Date of Award

8-2014

Degree Type

Honors College Thesis

Department

Psychology

First Advisor

Michael Anestis, Ph.D.

Advisor Department

Psychology

Abstract

Suicide has become an increasing problem, and it is ranked as the tenth leading cause of death for all ages (Centers for Disease Control and Prevention, 2012). Joiner’s (2005) interpersonal-psychological theory of suicide states thwarted belongingness - the feeling of being alienated from others - and perceived burdensomeness - the feeling of being a liability to others – are the primary proximal factors leading to suicidal desire. The current study focuses on thwarted belongingness and examines its relationship to face-to-face interactions and online interactions.
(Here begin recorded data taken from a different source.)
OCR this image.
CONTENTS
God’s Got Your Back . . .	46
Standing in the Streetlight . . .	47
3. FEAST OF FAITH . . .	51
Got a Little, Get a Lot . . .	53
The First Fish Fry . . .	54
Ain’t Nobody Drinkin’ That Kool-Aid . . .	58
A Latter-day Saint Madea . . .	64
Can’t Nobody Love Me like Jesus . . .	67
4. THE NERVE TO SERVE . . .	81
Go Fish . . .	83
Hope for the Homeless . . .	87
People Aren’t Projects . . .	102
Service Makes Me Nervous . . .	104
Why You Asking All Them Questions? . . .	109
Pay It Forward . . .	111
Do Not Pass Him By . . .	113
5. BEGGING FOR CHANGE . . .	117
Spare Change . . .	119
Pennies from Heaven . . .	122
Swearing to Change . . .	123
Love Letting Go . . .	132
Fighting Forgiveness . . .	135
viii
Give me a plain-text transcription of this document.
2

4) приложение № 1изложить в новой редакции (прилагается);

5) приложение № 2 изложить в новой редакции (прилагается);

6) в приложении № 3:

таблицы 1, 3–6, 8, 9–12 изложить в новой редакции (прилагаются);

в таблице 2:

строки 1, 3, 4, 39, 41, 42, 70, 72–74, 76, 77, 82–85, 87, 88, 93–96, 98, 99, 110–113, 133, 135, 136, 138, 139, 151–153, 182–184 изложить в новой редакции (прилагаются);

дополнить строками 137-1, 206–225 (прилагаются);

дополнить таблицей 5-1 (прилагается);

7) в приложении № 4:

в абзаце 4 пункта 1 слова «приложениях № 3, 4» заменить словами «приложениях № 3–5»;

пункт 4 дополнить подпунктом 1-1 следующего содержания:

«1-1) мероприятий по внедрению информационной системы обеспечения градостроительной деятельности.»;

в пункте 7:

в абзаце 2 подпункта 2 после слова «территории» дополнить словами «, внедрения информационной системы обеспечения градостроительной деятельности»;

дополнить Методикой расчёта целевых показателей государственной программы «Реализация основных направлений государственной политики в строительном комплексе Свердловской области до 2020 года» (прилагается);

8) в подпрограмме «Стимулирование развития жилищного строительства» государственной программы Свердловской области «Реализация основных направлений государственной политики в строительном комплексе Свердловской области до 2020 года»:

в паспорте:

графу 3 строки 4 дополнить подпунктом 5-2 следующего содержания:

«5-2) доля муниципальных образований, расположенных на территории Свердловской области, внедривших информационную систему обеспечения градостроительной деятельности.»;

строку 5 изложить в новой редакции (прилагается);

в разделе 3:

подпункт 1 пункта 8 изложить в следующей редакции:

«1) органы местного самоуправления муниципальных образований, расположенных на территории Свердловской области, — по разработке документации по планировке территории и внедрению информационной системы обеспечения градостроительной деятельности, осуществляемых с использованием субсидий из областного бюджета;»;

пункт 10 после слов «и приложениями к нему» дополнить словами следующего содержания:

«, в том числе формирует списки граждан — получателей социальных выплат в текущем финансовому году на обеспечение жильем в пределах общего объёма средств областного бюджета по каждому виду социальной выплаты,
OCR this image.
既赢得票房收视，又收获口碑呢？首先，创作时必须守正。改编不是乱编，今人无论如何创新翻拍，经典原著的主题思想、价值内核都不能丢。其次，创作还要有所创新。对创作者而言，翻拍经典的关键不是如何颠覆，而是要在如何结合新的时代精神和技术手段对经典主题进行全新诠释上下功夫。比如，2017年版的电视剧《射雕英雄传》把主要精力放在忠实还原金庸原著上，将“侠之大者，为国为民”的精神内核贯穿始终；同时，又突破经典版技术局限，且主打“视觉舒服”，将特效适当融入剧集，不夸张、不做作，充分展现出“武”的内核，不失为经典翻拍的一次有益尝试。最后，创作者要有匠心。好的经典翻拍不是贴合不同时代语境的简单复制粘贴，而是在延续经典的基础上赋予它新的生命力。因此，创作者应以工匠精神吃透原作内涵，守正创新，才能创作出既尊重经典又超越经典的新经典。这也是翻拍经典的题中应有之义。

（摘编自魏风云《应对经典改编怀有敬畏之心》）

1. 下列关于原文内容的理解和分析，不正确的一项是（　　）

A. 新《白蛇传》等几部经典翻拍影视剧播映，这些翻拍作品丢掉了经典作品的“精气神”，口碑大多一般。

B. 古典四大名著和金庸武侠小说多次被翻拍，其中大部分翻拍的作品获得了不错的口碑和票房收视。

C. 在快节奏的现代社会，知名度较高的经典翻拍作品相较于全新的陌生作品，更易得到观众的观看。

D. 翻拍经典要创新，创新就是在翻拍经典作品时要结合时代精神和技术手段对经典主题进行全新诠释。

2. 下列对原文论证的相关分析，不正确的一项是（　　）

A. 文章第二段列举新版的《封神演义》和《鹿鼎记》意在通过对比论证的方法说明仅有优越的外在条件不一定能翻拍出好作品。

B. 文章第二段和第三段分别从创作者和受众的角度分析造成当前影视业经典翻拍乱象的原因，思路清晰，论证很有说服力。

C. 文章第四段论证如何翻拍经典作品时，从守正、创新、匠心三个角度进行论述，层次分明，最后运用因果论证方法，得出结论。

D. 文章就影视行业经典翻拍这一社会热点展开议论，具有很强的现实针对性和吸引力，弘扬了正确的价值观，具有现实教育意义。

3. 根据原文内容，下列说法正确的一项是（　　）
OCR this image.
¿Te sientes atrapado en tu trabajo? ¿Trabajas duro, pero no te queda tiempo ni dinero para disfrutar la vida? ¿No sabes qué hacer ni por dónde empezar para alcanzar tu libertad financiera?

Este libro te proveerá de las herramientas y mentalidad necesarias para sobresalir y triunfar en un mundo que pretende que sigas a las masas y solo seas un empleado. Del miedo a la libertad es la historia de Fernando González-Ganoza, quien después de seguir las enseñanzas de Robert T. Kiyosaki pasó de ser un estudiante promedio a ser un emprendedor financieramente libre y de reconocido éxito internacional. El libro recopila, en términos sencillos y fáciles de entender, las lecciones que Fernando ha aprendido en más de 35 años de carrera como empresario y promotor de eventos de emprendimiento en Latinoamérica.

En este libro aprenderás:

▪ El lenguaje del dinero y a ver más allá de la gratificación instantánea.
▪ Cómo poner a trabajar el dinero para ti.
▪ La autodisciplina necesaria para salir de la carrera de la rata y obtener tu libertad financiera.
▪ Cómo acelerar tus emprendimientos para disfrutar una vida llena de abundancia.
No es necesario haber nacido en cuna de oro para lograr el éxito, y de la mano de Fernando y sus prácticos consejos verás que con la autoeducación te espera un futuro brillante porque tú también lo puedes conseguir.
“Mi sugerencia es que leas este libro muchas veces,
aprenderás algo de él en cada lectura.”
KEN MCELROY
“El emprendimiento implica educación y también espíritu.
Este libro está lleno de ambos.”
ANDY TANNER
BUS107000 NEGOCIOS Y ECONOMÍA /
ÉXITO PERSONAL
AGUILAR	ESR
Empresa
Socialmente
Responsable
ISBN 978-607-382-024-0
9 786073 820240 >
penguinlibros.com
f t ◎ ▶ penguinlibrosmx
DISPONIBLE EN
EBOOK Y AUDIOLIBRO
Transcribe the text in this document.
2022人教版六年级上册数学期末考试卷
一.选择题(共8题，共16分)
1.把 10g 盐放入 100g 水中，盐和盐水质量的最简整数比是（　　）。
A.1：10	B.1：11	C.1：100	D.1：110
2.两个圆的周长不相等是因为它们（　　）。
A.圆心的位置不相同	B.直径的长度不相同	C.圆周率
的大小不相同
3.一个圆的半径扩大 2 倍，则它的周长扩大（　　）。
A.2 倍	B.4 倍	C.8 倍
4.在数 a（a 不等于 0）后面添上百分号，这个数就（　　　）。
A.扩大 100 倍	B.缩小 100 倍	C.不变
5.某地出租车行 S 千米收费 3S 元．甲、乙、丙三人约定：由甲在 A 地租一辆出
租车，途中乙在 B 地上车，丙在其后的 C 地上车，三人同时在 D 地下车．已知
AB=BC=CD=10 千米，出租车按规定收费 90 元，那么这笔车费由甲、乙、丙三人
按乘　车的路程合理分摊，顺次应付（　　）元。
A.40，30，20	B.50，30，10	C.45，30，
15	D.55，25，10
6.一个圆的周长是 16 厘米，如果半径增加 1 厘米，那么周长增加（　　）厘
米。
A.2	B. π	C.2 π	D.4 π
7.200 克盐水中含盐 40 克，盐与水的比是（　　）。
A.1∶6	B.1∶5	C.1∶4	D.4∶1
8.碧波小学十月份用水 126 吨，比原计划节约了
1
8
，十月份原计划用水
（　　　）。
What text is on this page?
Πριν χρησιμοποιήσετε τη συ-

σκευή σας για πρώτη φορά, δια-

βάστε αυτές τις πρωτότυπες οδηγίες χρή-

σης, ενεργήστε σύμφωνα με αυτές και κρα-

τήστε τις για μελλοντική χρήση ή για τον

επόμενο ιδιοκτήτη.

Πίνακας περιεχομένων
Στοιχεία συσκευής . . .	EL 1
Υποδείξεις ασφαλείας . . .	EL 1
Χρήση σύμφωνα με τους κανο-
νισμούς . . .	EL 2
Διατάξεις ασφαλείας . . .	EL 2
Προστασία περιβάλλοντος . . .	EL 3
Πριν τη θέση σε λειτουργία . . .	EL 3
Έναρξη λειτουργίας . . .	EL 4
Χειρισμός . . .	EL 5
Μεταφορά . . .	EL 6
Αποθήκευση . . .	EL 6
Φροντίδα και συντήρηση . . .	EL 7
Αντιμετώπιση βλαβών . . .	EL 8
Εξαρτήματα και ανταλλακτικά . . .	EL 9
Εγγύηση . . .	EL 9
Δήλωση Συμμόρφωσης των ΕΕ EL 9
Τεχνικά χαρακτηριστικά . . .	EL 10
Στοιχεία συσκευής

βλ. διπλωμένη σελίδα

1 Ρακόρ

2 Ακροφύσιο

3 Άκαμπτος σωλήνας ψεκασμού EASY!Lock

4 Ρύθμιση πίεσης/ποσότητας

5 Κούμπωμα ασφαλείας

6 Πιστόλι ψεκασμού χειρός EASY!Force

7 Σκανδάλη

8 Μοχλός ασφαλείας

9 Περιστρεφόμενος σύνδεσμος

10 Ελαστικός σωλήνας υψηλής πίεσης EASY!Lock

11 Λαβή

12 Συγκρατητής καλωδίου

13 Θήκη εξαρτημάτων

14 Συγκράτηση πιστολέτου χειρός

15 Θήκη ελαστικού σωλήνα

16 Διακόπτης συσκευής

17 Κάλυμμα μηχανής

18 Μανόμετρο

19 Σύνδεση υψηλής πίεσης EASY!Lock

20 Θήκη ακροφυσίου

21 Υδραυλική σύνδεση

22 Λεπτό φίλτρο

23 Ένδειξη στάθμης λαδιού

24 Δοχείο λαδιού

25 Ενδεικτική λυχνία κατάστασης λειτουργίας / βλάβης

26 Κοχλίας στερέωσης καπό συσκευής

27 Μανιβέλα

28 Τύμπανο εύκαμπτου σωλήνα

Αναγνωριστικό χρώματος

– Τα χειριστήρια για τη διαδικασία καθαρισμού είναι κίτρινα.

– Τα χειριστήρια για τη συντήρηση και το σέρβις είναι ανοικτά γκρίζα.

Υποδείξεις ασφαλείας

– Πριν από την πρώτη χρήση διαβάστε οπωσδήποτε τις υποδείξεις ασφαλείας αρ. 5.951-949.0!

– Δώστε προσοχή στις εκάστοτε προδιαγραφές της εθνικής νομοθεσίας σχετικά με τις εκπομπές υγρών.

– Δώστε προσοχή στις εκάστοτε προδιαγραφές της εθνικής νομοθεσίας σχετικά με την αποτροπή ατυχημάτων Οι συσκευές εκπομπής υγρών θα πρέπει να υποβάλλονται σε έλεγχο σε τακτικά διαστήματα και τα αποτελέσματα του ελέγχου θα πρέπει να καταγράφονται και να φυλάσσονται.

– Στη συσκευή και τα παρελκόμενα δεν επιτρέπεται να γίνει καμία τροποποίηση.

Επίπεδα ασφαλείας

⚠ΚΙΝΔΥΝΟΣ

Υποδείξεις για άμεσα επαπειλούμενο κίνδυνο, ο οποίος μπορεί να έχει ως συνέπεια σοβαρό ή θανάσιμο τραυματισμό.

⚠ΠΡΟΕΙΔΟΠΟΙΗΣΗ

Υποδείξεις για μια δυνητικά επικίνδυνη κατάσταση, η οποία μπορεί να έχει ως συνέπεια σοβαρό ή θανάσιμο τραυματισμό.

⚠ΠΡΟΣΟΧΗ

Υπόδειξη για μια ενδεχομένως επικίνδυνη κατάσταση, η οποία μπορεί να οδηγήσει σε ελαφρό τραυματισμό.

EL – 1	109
We hypothesized that negative face-to-face and online interactions would independently predict higher levels of thwarted belongingness. Furthermore, we hypothesized that face-to-face interactions would moderate the relationship between online interactions and thwarted belongingness, and that online interactions would moderate the relationship between face-to-face interactions and thwarted belongingness. 387 participants (79.6% female) at a southern university completed an online survey. Results only partially supported hypotheses, and only face-to-face interactions were shown to independently predict higher levels of thwarted belongingness. The findings from the study have several implications regarding the influence of face-to-face interactions on thwarted belongingness and present several new future directions for research.